Le geôlier (la personne qui a la garde du prévenu) est tenu de présenter une demande d’audience dès l’expiration des 90 jours pour les actes criminels et 30 jours pour les procédures sommaires suivant la date à laquelle le prévenu a été conduit au départ devant un juge de paix en conformité avec l’article 503 Code criminel.

 

  1. La date de l’audience

À la réception de la demande d’audience faite par le geôlier, le juge est tenu de fixer la date de l’audience et en donner avis. Cette audience doit se tenir le plus rapidement possible.

 

  1. L’audience

Lors de l’audience prévue à l’article 525, le juge doit trancher la question suivante : le maintien en détention du prévenu sous garde est‑il justifié au sens du paragraphe 515(10) ? Le paragraphe 515(10)  prévoit que la détention du prévenu sous garde n’est justifiée que dans l’un des trois cas suivants :

(1) La détention est nécessaire pour assurer la présence du prévenu au tribunal ;

(2) La détention est nécessaire pour la protection ou la sécurité du public ;

(3) La détention est nécessaire pour ne pas miner la confiance du public envers l’administration de la justice.

 

Afin de répondre à cette question, le juge peut analyser la transcription, les pièces et les motifs de l’audience initiale de mise en liberté provisoire ainsi que toute audience de révision subséquente. Il peut également tenir compte de tout délai anormal.  Les deux parties ont le droit de présenter de nouvelles observations qui sont pertinentes pour l’analyse du juge, par exemple, un changement à la situation du prévenu. Le juge analyse avec déférence les conclusions de faits établies par le juge de première instance lorsque rien ne justifie de les modifier.

 

Le juge doit également s’assurer que la détention du prévenu ne risque pas de miner la confiance du public envers l’administration de la justice.

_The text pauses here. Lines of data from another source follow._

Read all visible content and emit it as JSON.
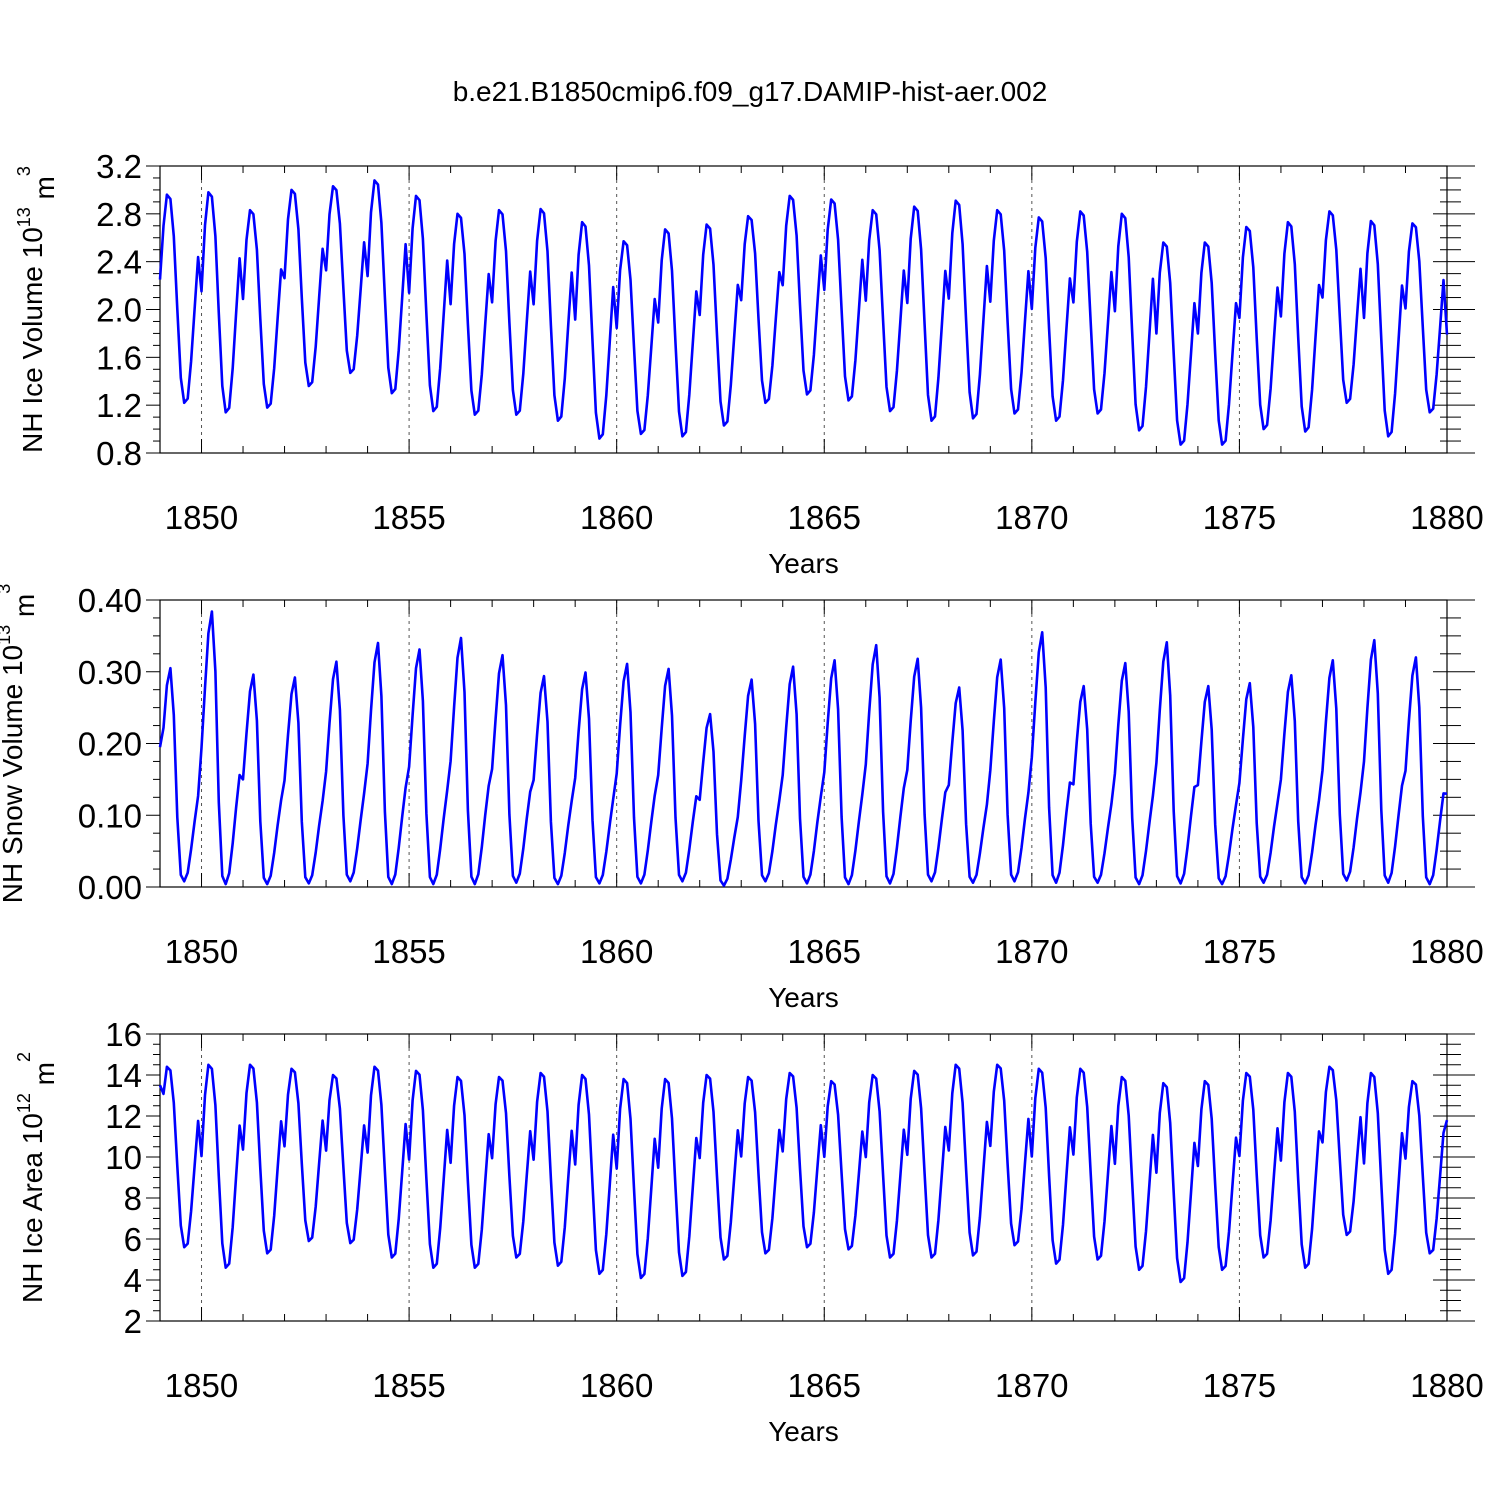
{
  "title": "b.e21.B1850cmip6.f09_g17.DAMIP-hist-aer.002",
  "colors": {
    "series": "#0000ff",
    "axis": "#000000",
    "grid": "#555555"
  },
  "chart_data": [
    {
      "type": "line",
      "title": "b.e21.B1850cmip6.f09_g17.DAMIP-hist-aer.002",
      "xlabel": "Years",
      "ylabel_main": "NH Ice Volume 10",
      "ylabel_sup": "13",
      "ylabel_unit": " m",
      "ylabel_unit_sup": "3",
      "xlim": [
        1849,
        1880
      ],
      "ylim": [
        0.8,
        3.2
      ],
      "x_ticks": [
        "1850",
        "1855",
        "1860",
        "1865",
        "1870",
        "1875",
        "1880"
      ],
      "y_ticks": [
        "0.8",
        "1.2",
        "1.6",
        "2.0",
        "2.4",
        "2.8",
        "3.2"
      ],
      "series": [
        {
          "name": "NH Ice Volume",
          "start_year": 1849.0,
          "step_months": 1,
          "annual_max": [
            2.96,
            2.98,
            2.83,
            3.0,
            3.03,
            3.08,
            2.95,
            2.8,
            2.83,
            2.84,
            2.73,
            2.57,
            2.67,
            2.71,
            2.78,
            2.95,
            2.92,
            2.83,
            2.86,
            2.91,
            2.83,
            2.77,
            2.82,
            2.8,
            2.56,
            2.56,
            2.69,
            2.73,
            2.82,
            2.74,
            2.72
          ],
          "annual_min": [
            1.22,
            1.14,
            1.18,
            1.36,
            1.47,
            1.3,
            1.15,
            1.12,
            1.12,
            1.07,
            0.92,
            0.96,
            0.94,
            1.03,
            1.22,
            1.29,
            1.24,
            1.15,
            1.07,
            1.09,
            1.13,
            1.07,
            1.13,
            0.99,
            0.87,
            0.87,
            1.0,
            0.98,
            1.22,
            0.94,
            1.14
          ],
          "jan_start": 2.25,
          "end_value": 1.79
        }
      ]
    },
    {
      "type": "line",
      "xlabel": "Years",
      "ylabel_main": "NH Snow Volume 10",
      "ylabel_sup": "13",
      "ylabel_unit": " m",
      "ylabel_unit_sup": "3",
      "xlim": [
        1849,
        1880
      ],
      "ylim": [
        0.0,
        0.4
      ],
      "x_ticks": [
        "1850",
        "1855",
        "1860",
        "1865",
        "1870",
        "1875",
        "1880"
      ],
      "y_ticks": [
        "0.00",
        "0.10",
        "0.20",
        "0.30",
        "0.40"
      ],
      "series": [
        {
          "name": "NH Snow Volume",
          "start_year": 1849.0,
          "step_months": 1,
          "annual_max": [
            0.305,
            0.384,
            0.296,
            0.292,
            0.314,
            0.34,
            0.331,
            0.347,
            0.323,
            0.294,
            0.299,
            0.311,
            0.304,
            0.241,
            0.289,
            0.307,
            0.316,
            0.337,
            0.318,
            0.278,
            0.317,
            0.355,
            0.28,
            0.312,
            0.341,
            0.28,
            0.284,
            0.295,
            0.316,
            0.344,
            0.32
          ],
          "annual_min": [
            0.008,
            0.004,
            0.004,
            0.005,
            0.008,
            0.004,
            0.004,
            0.004,
            0.006,
            0.004,
            0.005,
            0.005,
            0.008,
            0.002,
            0.008,
            0.005,
            0.004,
            0.005,
            0.008,
            0.006,
            0.008,
            0.006,
            0.006,
            0.004,
            0.005,
            0.004,
            0.006,
            0.005,
            0.009,
            0.006,
            0.004
          ],
          "jan_start": 0.195,
          "end_value": 0.13
        }
      ]
    },
    {
      "type": "line",
      "xlabel": "Years",
      "ylabel_main": "NH Ice Area 10",
      "ylabel_sup": "12",
      "ylabel_unit": " m",
      "ylabel_unit_sup": "2",
      "xlim": [
        1849,
        1880
      ],
      "ylim": [
        2,
        16
      ],
      "x_ticks": [
        "1850",
        "1855",
        "1860",
        "1865",
        "1870",
        "1875",
        "1880"
      ],
      "y_ticks": [
        "2",
        "4",
        "6",
        "8",
        "10",
        "12",
        "14",
        "16"
      ],
      "series": [
        {
          "name": "NH Ice Area",
          "start_year": 1849.0,
          "step_months": 1,
          "annual_max": [
            14.4,
            14.5,
            14.5,
            14.3,
            14.0,
            14.4,
            14.2,
            13.9,
            13.9,
            14.1,
            14.0,
            13.8,
            13.8,
            14.0,
            13.9,
            14.1,
            13.7,
            14.0,
            14.2,
            14.5,
            14.5,
            14.3,
            14.3,
            13.9,
            13.6,
            13.7,
            14.1,
            14.1,
            14.4,
            14.1,
            13.7
          ],
          "annual_min": [
            5.6,
            4.6,
            5.3,
            5.9,
            5.8,
            5.1,
            4.6,
            4.6,
            5.1,
            4.7,
            4.3,
            4.1,
            4.2,
            5.0,
            5.3,
            5.6,
            5.5,
            5.1,
            5.1,
            5.2,
            5.7,
            4.8,
            5.0,
            4.5,
            3.9,
            4.5,
            5.1,
            4.6,
            6.2,
            4.3,
            5.3
          ],
          "jan_start": 13.5,
          "end_value": 11.8
        }
      ]
    }
  ]
}
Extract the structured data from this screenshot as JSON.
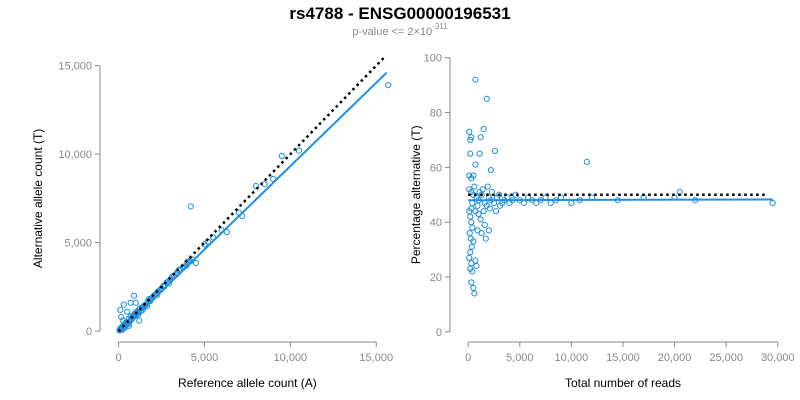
{
  "title": "rs4788 - ENSG00000196531",
  "subtitle": {
    "prefix": "p-value <= 2×10",
    "exponent": "-311"
  },
  "colors": {
    "points": "#1f8fdc",
    "fit": "#1f8fe8",
    "reference": "#000000",
    "axis": "#888888"
  },
  "chart_data": [
    {
      "type": "scatter",
      "xlabel": "Reference allele count (A)",
      "ylabel": "Alternative allele count (T)",
      "xlim": [
        -500,
        15800
      ],
      "ylim": [
        -500,
        15600
      ],
      "xticks": [
        0,
        5000,
        10000,
        15000
      ],
      "xtick_labels": [
        "0",
        "5,000",
        "10,000",
        "15,000"
      ],
      "yticks": [
        0,
        5000,
        10000,
        15000
      ],
      "ytick_labels": [
        "0",
        "5,000",
        "10,000",
        "15,000"
      ],
      "fit_line": [
        [
          0,
          -100
        ],
        [
          15600,
          14600
        ]
      ],
      "reference_line": [
        [
          0,
          0
        ],
        [
          15500,
          15500
        ]
      ],
      "points": [
        [
          50,
          40
        ],
        [
          80,
          120
        ],
        [
          120,
          60
        ],
        [
          150,
          200
        ],
        [
          200,
          150
        ],
        [
          220,
          90
        ],
        [
          260,
          300
        ],
        [
          300,
          250
        ],
        [
          350,
          180
        ],
        [
          380,
          420
        ],
        [
          420,
          350
        ],
        [
          450,
          500
        ],
        [
          500,
          430
        ],
        [
          550,
          380
        ],
        [
          600,
          700
        ],
        [
          620,
          520
        ],
        [
          680,
          600
        ],
        [
          700,
          820
        ],
        [
          750,
          650
        ],
        [
          800,
          760
        ],
        [
          850,
          900
        ],
        [
          900,
          820
        ],
        [
          950,
          1000
        ],
        [
          1000,
          900
        ],
        [
          1100,
          1050
        ],
        [
          1150,
          950
        ],
        [
          1200,
          1250
        ],
        [
          1300,
          1150
        ],
        [
          1350,
          1300
        ],
        [
          1400,
          1200
        ],
        [
          1500,
          1450
        ],
        [
          1600,
          1500
        ],
        [
          1700,
          1650
        ],
        [
          1800,
          1750
        ],
        [
          1900,
          1850
        ],
        [
          2000,
          1900
        ],
        [
          2100,
          2050
        ],
        [
          2200,
          2100
        ],
        [
          2300,
          2250
        ],
        [
          2400,
          2300
        ],
        [
          2500,
          2400
        ],
        [
          2600,
          2550
        ],
        [
          2700,
          2600
        ],
        [
          2800,
          2750
        ],
        [
          2900,
          2800
        ],
        [
          3000,
          2900
        ],
        [
          3100,
          3050
        ],
        [
          3200,
          3100
        ],
        [
          3400,
          3300
        ],
        [
          3500,
          3450
        ],
        [
          3600,
          3500
        ],
        [
          3800,
          3650
        ],
        [
          4000,
          3900
        ],
        [
          4200,
          3950
        ],
        [
          4300,
          4050
        ],
        [
          4500,
          3850
        ],
        [
          4200,
          7050
        ],
        [
          300,
          1500
        ],
        [
          150,
          800
        ],
        [
          700,
          1600
        ],
        [
          500,
          1100
        ],
        [
          900,
          2000
        ],
        [
          1000,
          1600
        ],
        [
          250,
          600
        ],
        [
          600,
          300
        ],
        [
          1200,
          600
        ],
        [
          100,
          1200
        ],
        [
          5000,
          4900
        ],
        [
          5200,
          5050
        ],
        [
          5500,
          5300
        ],
        [
          6000,
          5700
        ],
        [
          6300,
          5600
        ],
        [
          7000,
          6700
        ],
        [
          7200,
          6500
        ],
        [
          8000,
          8200
        ],
        [
          8500,
          8300
        ],
        [
          9000,
          8600
        ],
        [
          9500,
          9900
        ],
        [
          10500,
          10200
        ],
        [
          15700,
          13900
        ],
        [
          1650,
          1400
        ],
        [
          2250,
          2050
        ],
        [
          2950,
          2700
        ],
        [
          3350,
          3200
        ],
        [
          3750,
          3600
        ],
        [
          4100,
          3950
        ],
        [
          1050,
          1100
        ],
        [
          1250,
          1300
        ],
        [
          1450,
          1350
        ],
        [
          1750,
          1800
        ],
        [
          2050,
          2000
        ],
        [
          2650,
          2500
        ],
        [
          3250,
          3150
        ],
        [
          3950,
          3700
        ],
        [
          400,
          300
        ],
        [
          650,
          560
        ],
        [
          850,
          780
        ],
        [
          950,
          880
        ],
        [
          1150,
          1050
        ],
        [
          1550,
          1450
        ],
        [
          1850,
          1700
        ],
        [
          2450,
          2350
        ]
      ]
    },
    {
      "type": "scatter",
      "xlabel": "Total number of reads",
      "ylabel": "Percentage alternative (T)",
      "xlim": [
        -600,
        30700
      ],
      "ylim": [
        -3,
        101
      ],
      "xticks": [
        0,
        5000,
        10000,
        15000,
        20000,
        25000,
        30000
      ],
      "xtick_labels": [
        "0",
        "5,000",
        "10,000",
        "15,000",
        "20,000",
        "25,000",
        "30,000"
      ],
      "yticks": [
        0,
        20,
        40,
        60,
        80,
        100
      ],
      "ytick_labels": [
        "0",
        "20",
        "40",
        "60",
        "80",
        "100"
      ],
      "fit_line": [
        [
          0,
          48
        ],
        [
          29500,
          48.3
        ]
      ],
      "reference_line": [
        [
          0,
          50
        ],
        [
          29000,
          50
        ]
      ],
      "points": [
        [
          700,
          92
        ],
        [
          1800,
          85
        ],
        [
          1500,
          74
        ],
        [
          100,
          73
        ],
        [
          300,
          71
        ],
        [
          200,
          70
        ],
        [
          1200,
          71
        ],
        [
          2600,
          66
        ],
        [
          1100,
          65
        ],
        [
          200,
          65
        ],
        [
          2200,
          59
        ],
        [
          100,
          57
        ],
        [
          500,
          57
        ],
        [
          300,
          56
        ],
        [
          700,
          61
        ],
        [
          11500,
          62
        ],
        [
          100,
          52
        ],
        [
          300,
          51
        ],
        [
          500,
          50
        ],
        [
          800,
          49
        ],
        [
          1000,
          48
        ],
        [
          1300,
          50
        ],
        [
          1600,
          47
        ],
        [
          1800,
          46
        ],
        [
          2000,
          49
        ],
        [
          2200,
          48
        ],
        [
          2500,
          47
        ],
        [
          2800,
          49
        ],
        [
          3000,
          50
        ],
        [
          3300,
          47
        ],
        [
          3500,
          48
        ],
        [
          3800,
          49
        ],
        [
          4000,
          47
        ],
        [
          4300,
          48
        ],
        [
          4600,
          50
        ],
        [
          5000,
          48
        ],
        [
          5400,
          47
        ],
        [
          5800,
          49
        ],
        [
          6200,
          48
        ],
        [
          6600,
          47
        ],
        [
          7000,
          48
        ],
        [
          7500,
          49
        ],
        [
          8000,
          47
        ],
        [
          8500,
          48
        ],
        [
          9000,
          49
        ],
        [
          10000,
          47
        ],
        [
          10800,
          48
        ],
        [
          12000,
          49
        ],
        [
          14500,
          48
        ],
        [
          17000,
          49
        ],
        [
          20000,
          49
        ],
        [
          20500,
          51
        ],
        [
          22000,
          48
        ],
        [
          29500,
          47
        ],
        [
          100,
          44
        ],
        [
          200,
          42
        ],
        [
          300,
          40
        ],
        [
          400,
          38
        ],
        [
          150,
          36
        ],
        [
          250,
          34
        ],
        [
          350,
          31
        ],
        [
          200,
          29
        ],
        [
          100,
          27
        ],
        [
          300,
          25
        ],
        [
          200,
          23
        ],
        [
          400,
          22
        ],
        [
          300,
          18
        ],
        [
          500,
          16
        ],
        [
          600,
          14
        ],
        [
          700,
          26
        ],
        [
          800,
          24
        ],
        [
          500,
          33
        ],
        [
          900,
          37
        ],
        [
          1300,
          36
        ],
        [
          1700,
          34
        ],
        [
          1000,
          43
        ],
        [
          1200,
          41
        ],
        [
          1500,
          44
        ],
        [
          2100,
          45
        ],
        [
          700,
          44
        ],
        [
          900,
          46
        ],
        [
          1100,
          51
        ],
        [
          1400,
          52
        ],
        [
          1900,
          53
        ],
        [
          2300,
          51
        ],
        [
          600,
          53
        ],
        [
          400,
          47
        ],
        [
          300,
          45
        ],
        [
          2700,
          44
        ],
        [
          3100,
          46
        ],
        [
          1600,
          39
        ],
        [
          2000,
          37
        ]
      ]
    }
  ]
}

En effet, si le temps passé en détention par le prévenu est égal ou supérieur à la peine qu’il purgerait s’il était déclaré coupable ou si ce temps incitait l’accusé à inscrire un plaidoyer de culpabilité, les risques de compromettre l’intégrité du système de justice criminelle sont grands.

 

  1. En cas d’absence d’audience initiale

Dans les cas où le prévenu n’a pas fait l’objet d’une audience initiale sur sa mise en liberté sous caution en raison, par exemple, d’une inversion du fardeau de preuve, le juge saisi d’une demande de révision doit tenir une telle audience en prenant en considération le temps que le prévenu a déjà passé en détention avant la tenue de son procès.

 

  1. Les motifs justifiant la détention

Dans tous les cas, l’article 525 Code criminel exige que le juge donne des motifs au prévenu, qu’il soit représenté ou non par un avocat, afin de l’informer des raisons qui justifient ou non le maintien de sa détention.

 

 

DISPOSITIF

Puisque l’affaire est théorique, le pourvoi est accueilli sans rendre aucune autre ordonnance.